It could be argued that the remaining 79% of the packetized link could be used for data transmission, but the same is possible with circuit switched networks, provided that packet routers are attached to the edges. All the data packet switching routers need to do is dynamically request transmission circuit from the CSN based on traffic demands and used them for packet transmissions. This approach has been implemented, among others, in GMLPS ([5]).
Conclusions
The above logic demonstrates that PSNs were not really designed to be good at emulating true CBR services. Naturally, as the original intent of PSNs was maximizing the use of scarce link bandwidth. Transporting CBR services not only requires complex queueing disciplines but also ultimately over-provisioning the link bandwidth, thus somewhat defeating the main purpose of PSNs.
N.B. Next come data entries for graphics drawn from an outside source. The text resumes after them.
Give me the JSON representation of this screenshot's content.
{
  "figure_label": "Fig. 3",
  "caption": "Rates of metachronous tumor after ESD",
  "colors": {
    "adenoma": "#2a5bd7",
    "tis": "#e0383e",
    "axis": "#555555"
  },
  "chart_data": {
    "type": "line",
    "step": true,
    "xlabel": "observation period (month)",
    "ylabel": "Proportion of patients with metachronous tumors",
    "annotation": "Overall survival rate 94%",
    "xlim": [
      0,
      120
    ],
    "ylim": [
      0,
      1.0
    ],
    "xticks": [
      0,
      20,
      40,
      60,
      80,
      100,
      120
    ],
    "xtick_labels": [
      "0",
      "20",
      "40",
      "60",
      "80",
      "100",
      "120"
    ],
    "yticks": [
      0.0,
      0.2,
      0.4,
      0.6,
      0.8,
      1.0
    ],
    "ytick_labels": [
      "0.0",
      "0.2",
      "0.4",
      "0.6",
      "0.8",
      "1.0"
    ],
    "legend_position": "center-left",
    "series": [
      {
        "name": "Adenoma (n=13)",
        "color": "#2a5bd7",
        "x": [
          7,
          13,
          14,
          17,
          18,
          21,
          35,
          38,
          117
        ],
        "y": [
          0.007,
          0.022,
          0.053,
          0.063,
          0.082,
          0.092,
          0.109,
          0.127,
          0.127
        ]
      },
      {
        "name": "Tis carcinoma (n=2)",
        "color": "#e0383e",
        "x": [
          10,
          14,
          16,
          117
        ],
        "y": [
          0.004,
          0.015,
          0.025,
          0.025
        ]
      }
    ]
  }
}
Indeed if all that a PSN is used for is CBR service emulation, the under-utilization remains very significant. Some cases, like VoIP, allows for effective payload transformation and significant bandwidth reduction, which allows for more efficient use of network resources. On the other hand, such payload transformation requires introducing extra complexity to networking equipment. All this in addition to the fact that packet-switching equipment is inherently more complex and expensive compared to circuit-switched networks especially for very high-speed links. Indeed, packet switching logic requires complex dynamic lookups, large buffer memory and internal interconnection fabric. Memory requirements and dynamic state grow proportionally to the link speed, making high-speed packet-switching routers extremely expensive not only in hardware but also in software, due to advanced control plane requirement and proliferating services. More on this subject could be found in [4]. It is worth mentioning that the packet-switching inefficiency in network core has been realized long time ago, and there have been attempts for integrating circuit-switching core networks with packet-switching networks, most notable being GMPS ([5]). However, so far, the industry inertia did not make any of the proposed integration solutions viable.Despite of all arguments, VoIP implementations have been highly successful so far, most likely akin to the effectiveness of VoIP codecs. Of course, no one can yet say than VoIP over Internet provides quality comparable to digital phone lines, but at least it is cheap, and that’s what market is looking for. VoIP has been highly successful in enterprises, so far, mainly due to the fact that enterprise campus networks are mostly high-speed based on ethernet switched technology, that demonstrates very low general link utilization ratio, within 1-3% of available bandwidth. In such over-provisioned conditions, deploying VoIP should not pose major QoS challenges.